(JTA) – Trois hommes ont été inculpés en Belgique pour chanter en arabe lors d'un rassemblement anti-israélien sur un site où les musulmans auraient massacré des juifs il y a des siècles.
Deux organisateurs du rassemblement d'Anvers en juillet 2014 et un participant avaient crié «Juifs, se souvenir de Khaybar, l'armée de Muhammad revient», a rapporté mardi le Gazet Van Antwerp sur leur acte d'accusation cette semaine. Le cri se rapporte à un événement au septième siècle où les musulmans ont massacré et expulsé les Juifs de la ville de Khaybar, en Arabie saoudite moderne.
Le forum de l'organisation juive de Flandre a déposé une plainte contre les hommes sur la base de vidéos les montrant chantant le slogan lors du rassemblement.

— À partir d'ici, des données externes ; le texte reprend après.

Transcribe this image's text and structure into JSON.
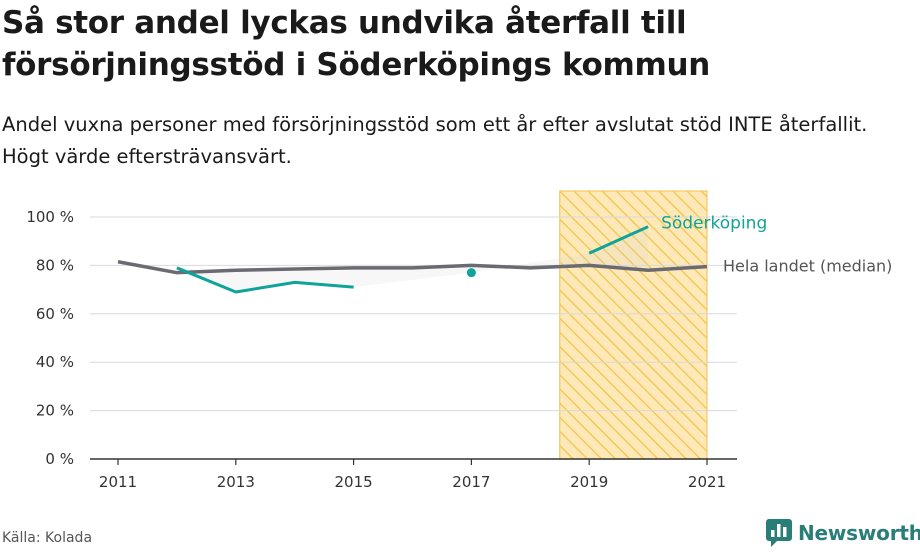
{
  "header": {
    "title": "Så stor andel lyckas undvika återfall till försörjningsstöd i Söderköpings kommun",
    "subtitle": "Andel vuxna personer med försörjningsstöd som ett år efter avslutat stöd INTE återfallit. Högt värde eftersträvansvärt."
  },
  "footer": {
    "source": "Källa: Kolada",
    "brand": "Newsworthy"
  },
  "colors": {
    "local": "#0fa39a",
    "national": "#6a6a73",
    "highlight_fill": "#fde9b8",
    "highlight_stroke": "#f5c85c",
    "grid": "#d9d9d9",
    "brand": "#2a7e78"
  },
  "chart_data": {
    "type": "line",
    "x": [
      2011,
      2012,
      2013,
      2014,
      2015,
      2016,
      2017,
      2018,
      2019,
      2020,
      2021
    ],
    "xlim": [
      2011,
      2021
    ],
    "ylim": [
      0,
      100
    ],
    "y_ticks": [
      0,
      20,
      40,
      60,
      80,
      100
    ],
    "y_tick_labels": [
      "0 %",
      "20 %",
      "40 %",
      "60 %",
      "80 %",
      "100 %"
    ],
    "x_ticks": [
      2011,
      2013,
      2015,
      2017,
      2019,
      2021
    ],
    "x_tick_labels": [
      "2011",
      "2013",
      "2015",
      "2017",
      "2019",
      "2021"
    ],
    "grid": true,
    "highlight_range": [
      2018.5,
      2021
    ],
    "series": [
      {
        "name": "Söderköping",
        "values": [
          null,
          79,
          69,
          73,
          71,
          null,
          77,
          null,
          85,
          96,
          null
        ]
      },
      {
        "name": "Hela landet (median)",
        "values": [
          81.5,
          77,
          78,
          78.5,
          79,
          79,
          80,
          79,
          80,
          78,
          79.5
        ]
      }
    ]
  }
}
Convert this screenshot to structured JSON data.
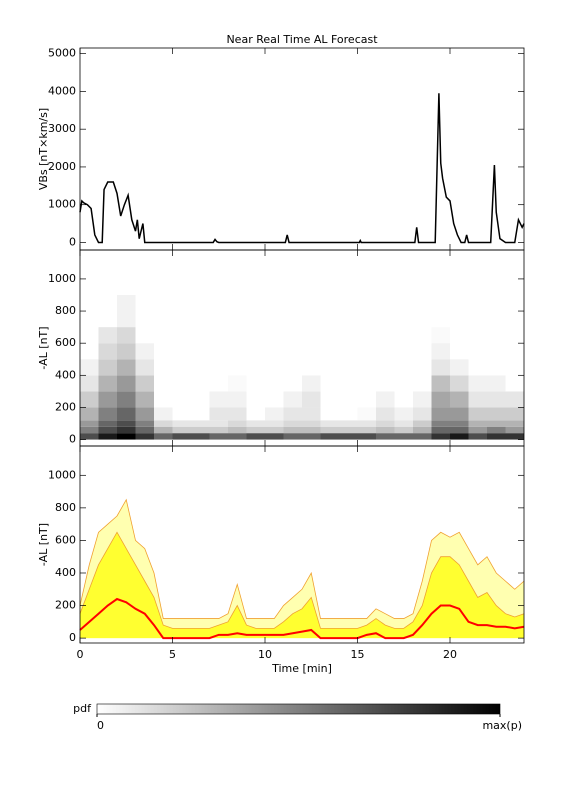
{
  "chart_data": [
    {
      "type": "line",
      "title": "Near Real Time AL Forecast",
      "ylabel": "VBs [nT×km/s]",
      "color": "#000000",
      "x": [
        0,
        0.1,
        0.2,
        0.4,
        0.6,
        0.8,
        1.0,
        1.2,
        1.3,
        1.5,
        1.8,
        2.0,
        2.2,
        2.4,
        2.6,
        2.8,
        3.0,
        3.1,
        3.2,
        3.4,
        3.5,
        7.2,
        7.3,
        7.4,
        7.5,
        11.1,
        11.2,
        11.3,
        15.1,
        15.15,
        15.2,
        18.1,
        18.2,
        18.3,
        19.2,
        19.4,
        19.5,
        19.6,
        19.8,
        20.0,
        20.2,
        20.4,
        20.6,
        20.8,
        20.9,
        21.0,
        22.2,
        22.4,
        22.5,
        22.7,
        23.0,
        23.5,
        23.7,
        23.9,
        24
      ],
      "values": [
        800,
        1100,
        1050,
        1000,
        900,
        200,
        0,
        0,
        1400,
        1600,
        1600,
        1300,
        700,
        1000,
        1250,
        600,
        300,
        600,
        100,
        500,
        0,
        0,
        80,
        20,
        0,
        0,
        200,
        0,
        0,
        50,
        0,
        0,
        400,
        0,
        0,
        3950,
        2100,
        1700,
        1200,
        1100,
        500,
        200,
        0,
        0,
        200,
        0,
        0,
        2050,
        800,
        100,
        0,
        0,
        600,
        400,
        500
      ],
      "xlim": [
        0,
        24
      ],
      "ylim": [
        -200,
        5150
      ],
      "yticks": [
        0,
        1000,
        2000,
        3000,
        4000,
        5000
      ]
    },
    {
      "type": "heatmap",
      "ylabel": "-AL [nT]",
      "xbins": [
        0,
        1,
        2,
        3,
        4,
        5,
        6,
        7,
        8,
        9,
        10,
        11,
        12,
        13,
        14,
        15,
        16,
        17,
        18,
        19,
        20,
        21,
        22,
        23,
        24
      ],
      "ybins": [
        0,
        40,
        80,
        120,
        200,
        300,
        400,
        500,
        600,
        700,
        900
      ],
      "z": [
        [
          0.7,
          0.5,
          0.4,
          0.3,
          0.2,
          0.1,
          0.05,
          0,
          0,
          0
        ],
        [
          0.9,
          0.7,
          0.6,
          0.5,
          0.4,
          0.3,
          0.2,
          0.15,
          0.1,
          0
        ],
        [
          1,
          0.8,
          0.7,
          0.6,
          0.5,
          0.4,
          0.3,
          0.2,
          0.15,
          0.05
        ],
        [
          0.8,
          0.6,
          0.5,
          0.4,
          0.3,
          0.2,
          0.1,
          0.05,
          0,
          0
        ],
        [
          0.6,
          0.3,
          0.15,
          0.05,
          0,
          0,
          0,
          0,
          0,
          0
        ],
        [
          0.7,
          0.2,
          0.1,
          0,
          0,
          0,
          0,
          0,
          0,
          0
        ],
        [
          0.7,
          0.2,
          0.1,
          0,
          0,
          0,
          0,
          0,
          0,
          0
        ],
        [
          0.6,
          0.2,
          0.1,
          0.1,
          0.05,
          0,
          0,
          0,
          0,
          0
        ],
        [
          0.6,
          0.25,
          0.15,
          0.1,
          0.05,
          0.02,
          0,
          0,
          0,
          0
        ],
        [
          0.7,
          0.2,
          0.1,
          0,
          0,
          0,
          0,
          0,
          0,
          0
        ],
        [
          0.7,
          0.2,
          0.1,
          0.05,
          0,
          0,
          0,
          0,
          0,
          0
        ],
        [
          0.6,
          0.25,
          0.15,
          0.1,
          0.05,
          0,
          0,
          0,
          0,
          0
        ],
        [
          0.6,
          0.25,
          0.15,
          0.1,
          0.1,
          0.05,
          0,
          0,
          0,
          0
        ],
        [
          0.7,
          0.2,
          0.1,
          0,
          0,
          0,
          0,
          0,
          0,
          0
        ],
        [
          0.7,
          0.2,
          0.1,
          0,
          0,
          0,
          0,
          0,
          0,
          0
        ],
        [
          0.7,
          0.2,
          0.1,
          0.02,
          0,
          0,
          0,
          0,
          0,
          0
        ],
        [
          0.6,
          0.25,
          0.15,
          0.1,
          0.05,
          0,
          0,
          0,
          0,
          0
        ],
        [
          0.6,
          0.2,
          0.1,
          0.05,
          0,
          0,
          0,
          0,
          0,
          0
        ],
        [
          0.6,
          0.3,
          0.2,
          0.1,
          0.05,
          0,
          0,
          0,
          0,
          0
        ],
        [
          0.8,
          0.6,
          0.5,
          0.4,
          0.35,
          0.25,
          0.1,
          0.05,
          0.02,
          0
        ],
        [
          0.9,
          0.6,
          0.5,
          0.4,
          0.3,
          0.15,
          0.05,
          0,
          0,
          0
        ],
        [
          0.7,
          0.4,
          0.3,
          0.2,
          0.1,
          0.05,
          0,
          0,
          0,
          0
        ],
        [
          0.8,
          0.5,
          0.3,
          0.2,
          0.1,
          0.05,
          0,
          0,
          0,
          0
        ],
        [
          0.8,
          0.4,
          0.3,
          0.2,
          0.1,
          0,
          0,
          0,
          0,
          0
        ]
      ],
      "xlim": [
        0,
        24
      ],
      "ylim": [
        -40,
        1180
      ],
      "yticks": [
        0,
        200,
        400,
        600,
        800,
        1000
      ],
      "colorbar": {
        "label": "pdf",
        "zlim": [
          0,
          1
        ],
        "ticks": [
          0,
          {
            "value": 1,
            "label": "max(p)"
          }
        ]
      }
    },
    {
      "type": "band",
      "ylabel": "-AL [nT]",
      "xlabel": "Time [min]",
      "x": [
        0,
        0.5,
        1,
        1.5,
        2,
        2.5,
        3,
        3.5,
        4,
        4.5,
        5,
        5.5,
        6,
        6.5,
        7,
        7.5,
        8,
        8.5,
        9,
        9.5,
        10,
        10.5,
        11,
        11.5,
        12,
        12.5,
        13,
        13.5,
        14,
        14.5,
        15,
        15.5,
        16,
        16.5,
        17,
        17.5,
        18,
        18.5,
        19,
        19.5,
        20,
        20.5,
        21,
        21.5,
        22,
        22.5,
        23,
        23.5,
        24
      ],
      "bands": [
        {
          "color": "#ffffb0",
          "edge_color": "#f0a030",
          "upper": [
            200,
            450,
            650,
            700,
            750,
            850,
            600,
            550,
            400,
            120,
            120,
            120,
            120,
            120,
            120,
            120,
            150,
            330,
            120,
            120,
            120,
            120,
            200,
            250,
            300,
            400,
            120,
            120,
            120,
            120,
            120,
            120,
            180,
            150,
            120,
            120,
            150,
            350,
            600,
            650,
            620,
            650,
            550,
            450,
            500,
            400,
            350,
            300,
            350
          ]
        },
        {
          "color": "#ffff30",
          "edge_color": "#f0a030",
          "upper": [
            150,
            300,
            450,
            550,
            650,
            550,
            450,
            350,
            250,
            80,
            60,
            60,
            60,
            60,
            60,
            80,
            100,
            200,
            80,
            60,
            60,
            60,
            100,
            150,
            180,
            250,
            60,
            60,
            60,
            60,
            60,
            80,
            120,
            80,
            60,
            60,
            100,
            200,
            400,
            500,
            500,
            450,
            350,
            250,
            280,
            200,
            150,
            130,
            150
          ]
        }
      ],
      "line": {
        "color": "#ff0000",
        "values": [
          50,
          100,
          150,
          200,
          240,
          220,
          180,
          150,
          80,
          0,
          0,
          0,
          0,
          0,
          0,
          20,
          20,
          30,
          20,
          20,
          20,
          20,
          20,
          30,
          40,
          50,
          0,
          0,
          0,
          0,
          0,
          20,
          30,
          0,
          0,
          0,
          20,
          80,
          150,
          200,
          200,
          180,
          100,
          80,
          80,
          70,
          70,
          60,
          70
        ]
      },
      "xlim": [
        0,
        24
      ],
      "ylim": [
        -30,
        1180
      ],
      "xticks": [
        0,
        5,
        10,
        15,
        20
      ],
      "yticks": [
        0,
        200,
        400,
        600,
        800,
        1000
      ]
    }
  ]
}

Les défendeurs, identifiés uniquement comme étant que Youssef R., Suhail A. et Marc DQ, nient que le chant a été incité à la haine. Le verdict est attendu le mois prochain.
La semaine dernière, un tribunal pénal de la ville belge de Liege a confirmé la peine de deux mois de prison d'un tribunal inférieur pour Dieudonne M'bala M'Bala, un comédien français avec des condamnations multiples pour inciter à la haine raciale contre les Juifs et déni de l'Holocauste. La condamnation du 20 janvier était pour une infraction similaire lors d'un spectacle que Dieudonne a donné en liege en 2012, a rapporté l'AFP.
Par ailleurs, un tribunal pénal de la municipalité de Foix près de Toulouse, à environ 400 miles au sud de Paris, a condamné mardi un homme de 33 ans à 2 ans et demi de prison pour avoir fait des menaces de mort en ligne contre les Juifs et louant l'islamiste qui, en 2012, a tué quatre Juifs à Toulouse, a rapporté Le Figaro.
En Grande-Bretagne, quant à lui, les chiens de garde de l'antisémitisme ont signalé la défaite lors d'un vote syndical étudiant dans une université de Londres d'un projet de résolution proposant que les Juifs ont le droit de définir ce qui constitue l'antisémitisme, tout comme les membres d'autres minorités sont consultés sur ce qui devrait être considéré comme des expressions de la xénophobie envers leurs propres groupes.
Lors du vote mardi à la School of Oriental and African Studies de l'Université de Londres, un projet de résolution soumis par la Local Jewish Students Society déclarant que «les étudiants juifs devraient avoir le droit à l'autodétermination et être en mesure de définir ce qui constitue la haine contre leur groupe comme tous les autres groupes minoritaires» a été supprimé lors du projet final.
Un amendement à la requête a été adopté plutôt que les membres du syndicat doivent respecter une définition de set préexistante proposée par David Feldman du Pears Institute pour l'étude de l'antisémitisme.
Le vote est survenu lors d'une session d'urgence convoquée par l'Association juive au milieu des plaintes selon lesquelles certains étudiants avaient peur de s'identifier en tant que juifs de peur du harcèlement par des militants pro-palestiniens, a rapporté l'Independent.
Gideon Falter, président de la campagne contre l'antisémitisme, a déclaré dans un communiqué que l'institution qui a abandonné le projet de résolution était «au bord».
« La politique du campus est devenue un nid d'extrémisme et de fanatisme antisémite », a-t-il écrit.